How does financial wellness affect health? Recent research looks at the link between financial stress, health and how financial wellness programs can help.
Several recent studies ask how finances affect the health of employees and some researchers took it a step further to examine how financial wellness programs correlate with better health outcomes.
According to a new survey by Bankrate, money worries are the biggest cause of sleep loss and it’s getting worse. Seventy-eight percent of U.S. adults are losing sleep worrying about everyday expenses, saving for retirement and healthcare costs.
“Sleep greatly impacts mental health and physical health, and mental health also impacts sleep,” Dr. Gail Saltz, a clinical associate professor of psychiatry at the New York Presbyterian Hospital Weill Cornell Medical College, “Not getting enough sleep can impact mood, increase depression and increase anxiety.”

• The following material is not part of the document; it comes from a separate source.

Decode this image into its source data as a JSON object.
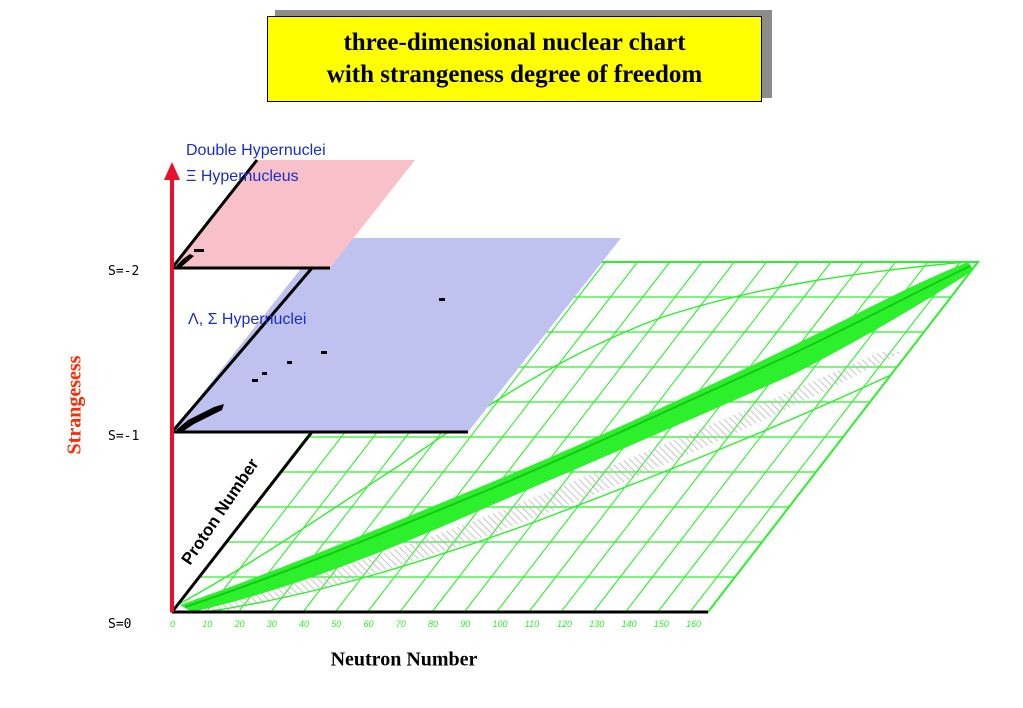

Financial Stress Affects the Health of Employees
Money causes the most stress in the lives of almost 60 percent of employees, according to a report by PwC. It was the top choice for life stressor across all generations, well ahead of issues with jobs, relationships, and health. More than 30 percent of employees say their health has been impacted by their financial worries.
Merrill Edge looked at how Americans with significant investable assets feel about their finances for their recent report. The majority of these relatively financially secure Americans say managing their finances impacts their mental and physical health (59 percent and 56 percent, respectively). Roughly 40 percent of mass affluent Americans would give up all social media platforms forever or cut carbs, sugar and/or alcohol if they never have to manage their personal finances again.
Financial Wellness Programs for Better Health
When PwC asked respondents what employer benefit they don’t currently have but would like, one in four employees said they want a financial wellness program with an unbiased counselor. Financial wellness programs are in high demand but the one thing employers want to know is if they work and recent research suggests they do.
Close to 30 percent of employees without access to financial wellness benefits say they worry a lot about current and future finances, according to research by Prudential. Among those with access to financial wellness, worries about current and future finances drop to less than 20 percent. Nearly 60 percent of workers who use financial wellness programs consider their overall mental health “good,” and those numbers fall to 55 percent for those who don’t use financial wellness programs.
According to the Prudential report, “These findings add to the body of literature that suggests that financial and physical health are often intertwined, and that employers who help their employees on both fronts stand the best chance of achieving the benefits that wellness programs can offer: healthier, happier, more productive employees whose physical and emotional health may lead to lower rates of absenteeism, fewer delayed retirements, and reduced levels of employee turnover, healthcare costs and employee disability.”